C'est que cette sagesse intérieure est simple, générale et spirituelle, elle n'entre pas dans l'entendement sous le voile de quelque espèce ou image dépendante du sens. Le sens et la faculté imaginative, qui n'ont perçu ni sa livrée, ni sa couleur, restent impuissants à en rendre compte ; ne pouvant pas même l'imaginer, ils sont par conséquent hors d'état d'en rien dire. Et cependant, l'âme sait parfaitement qu'elle perçoit et qu'elle goûte cette savoureuse et inexprimable sagesse. Supposez quelqu'un qui découvre une chose qu'il n'a jamais vue et qui ne connaît rien qui y ressemble. Il a beau la percevoir et la goûter, il est incapable, en dépit de tous ses efforts, de lui donner un nom et de dire ce que c'est. Et pourtant il s'agit de ce que les sens ont perçu. Bien moins encore, évidemment, pourra-t-il manifester ce qui n'est pas entré en lui par leur moyen. C'est en effet le propre du langage de Dieu, langage si spirituel et si intime à l'âme, d'excéder tout ce qui est sensible, d'arrêter et de réduire au silence tout l'ensemble des sens extérieurs et intérieurs. Nous avons des exemples de ceci dans plusieurs endroits des divines Ecritures. Jérémie nous donne un exemple de l'impuissance à s'exprimer extérieurement, lorsque, ayant reçu la parole de Dieu, il ne peut que balbutier : A, a, a (Jr 1,6). Quant à l'impuissance extérieure, Moïse la fit paraître en la présence de Dieu dans la vision du buisson.
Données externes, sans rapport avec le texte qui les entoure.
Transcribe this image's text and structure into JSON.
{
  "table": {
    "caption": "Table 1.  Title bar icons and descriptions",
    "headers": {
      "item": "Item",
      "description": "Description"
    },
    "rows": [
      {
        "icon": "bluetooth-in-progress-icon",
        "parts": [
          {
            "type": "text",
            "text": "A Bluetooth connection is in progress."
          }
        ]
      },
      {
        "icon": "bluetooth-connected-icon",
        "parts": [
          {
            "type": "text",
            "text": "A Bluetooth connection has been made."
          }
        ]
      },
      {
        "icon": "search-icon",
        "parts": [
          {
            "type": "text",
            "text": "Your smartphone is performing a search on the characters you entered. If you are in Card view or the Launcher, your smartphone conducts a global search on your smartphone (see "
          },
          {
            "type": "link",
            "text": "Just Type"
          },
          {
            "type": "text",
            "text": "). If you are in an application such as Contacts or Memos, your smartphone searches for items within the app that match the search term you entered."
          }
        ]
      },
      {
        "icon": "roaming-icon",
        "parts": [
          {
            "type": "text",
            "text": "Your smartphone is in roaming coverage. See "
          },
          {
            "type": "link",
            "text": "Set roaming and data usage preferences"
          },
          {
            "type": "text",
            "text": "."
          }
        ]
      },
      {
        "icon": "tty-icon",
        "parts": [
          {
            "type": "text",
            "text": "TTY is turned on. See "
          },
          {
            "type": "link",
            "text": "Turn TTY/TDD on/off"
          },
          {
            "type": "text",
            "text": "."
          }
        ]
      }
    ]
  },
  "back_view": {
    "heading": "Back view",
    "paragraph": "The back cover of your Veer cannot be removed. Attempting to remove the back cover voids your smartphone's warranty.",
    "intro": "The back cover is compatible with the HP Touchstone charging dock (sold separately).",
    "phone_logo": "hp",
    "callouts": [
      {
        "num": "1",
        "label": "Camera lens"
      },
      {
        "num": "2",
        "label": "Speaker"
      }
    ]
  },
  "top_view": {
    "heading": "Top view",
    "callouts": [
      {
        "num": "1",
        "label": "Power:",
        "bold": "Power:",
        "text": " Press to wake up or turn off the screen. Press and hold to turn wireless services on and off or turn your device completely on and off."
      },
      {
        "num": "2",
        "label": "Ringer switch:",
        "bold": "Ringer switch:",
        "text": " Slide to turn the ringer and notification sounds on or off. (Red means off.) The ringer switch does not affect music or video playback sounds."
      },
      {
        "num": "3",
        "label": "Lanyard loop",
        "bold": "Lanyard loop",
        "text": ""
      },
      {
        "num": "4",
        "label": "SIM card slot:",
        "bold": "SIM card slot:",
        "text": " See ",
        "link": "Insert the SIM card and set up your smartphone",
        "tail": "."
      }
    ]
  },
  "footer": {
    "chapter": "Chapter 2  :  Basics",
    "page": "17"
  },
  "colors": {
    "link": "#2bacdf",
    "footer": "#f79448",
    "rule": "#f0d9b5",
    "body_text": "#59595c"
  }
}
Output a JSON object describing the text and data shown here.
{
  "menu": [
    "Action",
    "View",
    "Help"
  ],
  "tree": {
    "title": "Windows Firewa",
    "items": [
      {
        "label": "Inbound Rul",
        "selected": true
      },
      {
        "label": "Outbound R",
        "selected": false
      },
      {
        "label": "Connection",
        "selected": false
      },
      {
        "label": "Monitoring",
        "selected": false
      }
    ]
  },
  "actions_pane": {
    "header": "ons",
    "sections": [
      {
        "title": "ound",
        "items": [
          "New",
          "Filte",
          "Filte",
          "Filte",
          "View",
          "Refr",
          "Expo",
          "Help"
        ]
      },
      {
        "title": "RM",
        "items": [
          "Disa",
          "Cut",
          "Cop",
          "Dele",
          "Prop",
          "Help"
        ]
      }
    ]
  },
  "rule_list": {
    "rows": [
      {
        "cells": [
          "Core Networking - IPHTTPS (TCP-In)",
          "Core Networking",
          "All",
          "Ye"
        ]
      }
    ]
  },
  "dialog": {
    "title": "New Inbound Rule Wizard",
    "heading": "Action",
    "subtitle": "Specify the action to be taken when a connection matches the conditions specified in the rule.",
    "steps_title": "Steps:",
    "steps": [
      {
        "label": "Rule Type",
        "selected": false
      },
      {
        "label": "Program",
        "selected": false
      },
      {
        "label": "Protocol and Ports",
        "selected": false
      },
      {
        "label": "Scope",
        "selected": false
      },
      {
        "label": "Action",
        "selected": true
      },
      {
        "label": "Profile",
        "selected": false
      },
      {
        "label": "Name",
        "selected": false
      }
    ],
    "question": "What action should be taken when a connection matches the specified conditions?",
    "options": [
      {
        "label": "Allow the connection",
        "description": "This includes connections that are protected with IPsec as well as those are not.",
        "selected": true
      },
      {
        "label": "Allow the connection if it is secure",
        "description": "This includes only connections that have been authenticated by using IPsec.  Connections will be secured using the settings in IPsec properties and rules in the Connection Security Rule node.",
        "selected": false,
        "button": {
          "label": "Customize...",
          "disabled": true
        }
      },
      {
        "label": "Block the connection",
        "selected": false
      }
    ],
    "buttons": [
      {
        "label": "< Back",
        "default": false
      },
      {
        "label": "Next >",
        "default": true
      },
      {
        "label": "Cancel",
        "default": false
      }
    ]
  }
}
Non seulement il dit ensuite à Dieu que depuis qu'il était favorisé d'entretiens avec lui, il avait moins qu'à l'ordinaire la faculté de s'exprimer (Ex 4,10), mais lors de la manifestation divine, ainsi qu'il est marqué aux Actes des Apôtres, il n'osait même pas se servir de la faculté imaginative pour réfléchir intérieurement (Ac 7,32). Cette faculté se trouvait alors chez lui liée et comme muette. Ce qui revient à dire que non seulement elle était impuissante à exprimer rien de ce que Moïse avait compris de Dieu, mais encore qu'elle manquait de la capacité voulue pour en recevoir une compréhension quelconque. Ainsi la sagesse, qui est la source de cette contemplation secrète, étant un langage de Dieu à l'âme, de pur esprit à esprit pur, ce qui est inférieur à l'esprit est incapable de le percevoir. Il reste un secret pour les sens, qui n'en peuvent rien dire, et qui ne sauraient avoir envie d'exprimer ce qui leur reste étranger.

Ceci nous explique pourquoi certaines personnes, âmes bonnes et craintives, que Dieu conduit par cette voie, voudraient rendre compte de ce qu'elles ressentent à ceux qui les dirigent et se trouvent hors d'état de le faire. De là l'extrême répugnance qu'elles éprouvent à en parler, surtout lorsque la contemplation dont Dieu les favorise est si simple que l'âme elle-même a peine à la discerner. Tout ce que ces personnes peuvent dire, c'est que leur âme est contente et en paix, qu'elles sentent l'action de Dieu et qu'il leur semble aller bien. Mais exprimer ce que leur âme éprouve, elles ne le peuvent que par des termes généraux, analogues à ceux dont je viens de me servir. Il en va tout autrement quand l'âme reçoit quelque chose de particulier, quand il s'agit par exemple de visions, de sentiments spirituels, etc. Comme d'ordinaire ces grâces sont reçues sous une forme ou espèce à laquelle le sens participe, on peut parler de cette forme ou employer quelsque autre comparaison. Mais ce dont on peut ainsi dore quelque chose n'est pas contemplation pure, car, redisons-le encore, la pure contemplation est inexprimable, et c'est pour cette raison qu'elle est appelée secrète.